Retail traders were once an afterthought in the stock market. Those days are over.
Anxious to know retail’s next move, nearly all hedge funds are monitoring retail traders on social media:
Fund managers who might have once derided small-time day traders as “dumb money” are scouring social-media posts for clues about where the herd might veer next. Some 85% of hedge funds and 42% of asset managers are now tracking retail-trading message boards, according to a survey by Bloomberg Intelligence.
J.P. Morgan is offering a product to top clients that helps them predict retail traders’ next move. Those high dollar clients are likely hedge funds:
Data shared with clients include the size of retail flows, the most discussed stocks on social media and companies that are likely to face a retail ‘squeeze’ — when small investors rush to a stock that hedge funds are betting against.

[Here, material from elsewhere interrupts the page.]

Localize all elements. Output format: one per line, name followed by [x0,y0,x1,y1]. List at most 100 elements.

This comes as retail traders form an ever-larger part of the market. From the WSJ:
Individual traders in 2021 purchased a net $292 billion of U.S. stocks and exchange-traded funds, according to Vanda Research’s VandaTrack platform, which tracks and sells data on the purchases of U.S. equities by individual investors. That is more than seven times the amount in 2019. Individual investors so far appear poised to continue similar levels of buying activity in 2022.
But it will be hard for retail traders to outmaneuver hedge funds if they always know retail’s next move. The solution may be to adopt a tool long used by crypto traders: encrypted messaging.

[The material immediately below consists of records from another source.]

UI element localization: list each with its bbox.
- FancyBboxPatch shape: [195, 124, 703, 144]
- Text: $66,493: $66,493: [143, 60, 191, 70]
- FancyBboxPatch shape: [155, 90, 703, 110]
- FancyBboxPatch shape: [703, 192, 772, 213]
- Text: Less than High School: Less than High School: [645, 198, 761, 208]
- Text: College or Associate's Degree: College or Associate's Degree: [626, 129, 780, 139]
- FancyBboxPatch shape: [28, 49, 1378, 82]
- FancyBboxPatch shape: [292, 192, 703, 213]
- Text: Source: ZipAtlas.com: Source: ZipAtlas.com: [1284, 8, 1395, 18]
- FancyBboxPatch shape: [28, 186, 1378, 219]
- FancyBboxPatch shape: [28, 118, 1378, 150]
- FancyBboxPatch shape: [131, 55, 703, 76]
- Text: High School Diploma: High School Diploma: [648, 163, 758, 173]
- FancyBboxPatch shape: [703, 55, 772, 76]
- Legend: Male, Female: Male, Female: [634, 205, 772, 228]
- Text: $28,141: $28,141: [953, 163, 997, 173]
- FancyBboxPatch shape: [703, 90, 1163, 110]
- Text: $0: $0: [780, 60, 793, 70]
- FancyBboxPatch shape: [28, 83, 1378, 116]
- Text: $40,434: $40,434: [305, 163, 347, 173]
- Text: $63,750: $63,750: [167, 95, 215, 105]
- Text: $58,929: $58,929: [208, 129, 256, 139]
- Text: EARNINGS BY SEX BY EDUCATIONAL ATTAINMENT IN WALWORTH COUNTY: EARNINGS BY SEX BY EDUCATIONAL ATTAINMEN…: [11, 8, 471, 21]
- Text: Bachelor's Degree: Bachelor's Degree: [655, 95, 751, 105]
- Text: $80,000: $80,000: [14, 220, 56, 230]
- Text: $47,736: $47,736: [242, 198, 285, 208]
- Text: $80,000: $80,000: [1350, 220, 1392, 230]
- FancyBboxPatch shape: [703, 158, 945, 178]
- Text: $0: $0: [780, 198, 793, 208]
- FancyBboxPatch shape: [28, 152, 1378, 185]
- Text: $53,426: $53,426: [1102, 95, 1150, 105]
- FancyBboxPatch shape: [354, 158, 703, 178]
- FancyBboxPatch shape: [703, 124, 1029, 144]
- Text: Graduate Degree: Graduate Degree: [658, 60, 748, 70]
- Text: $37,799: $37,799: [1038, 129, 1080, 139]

Applications like Signal, Telegram or Whatsapp make it easy to form groups and send encrypted messages. This could be a good way for retail traders to organize and coordinate trades.
After all, it’s much easier to burn hedge funds in a short squeeze when they don’t know you’re about to start buying the stock.
I’m curious to see if retail stock traders will adopt secure messaging technology as a weapon against hedge funds. In the mean time, remember: Big Brother is watching you.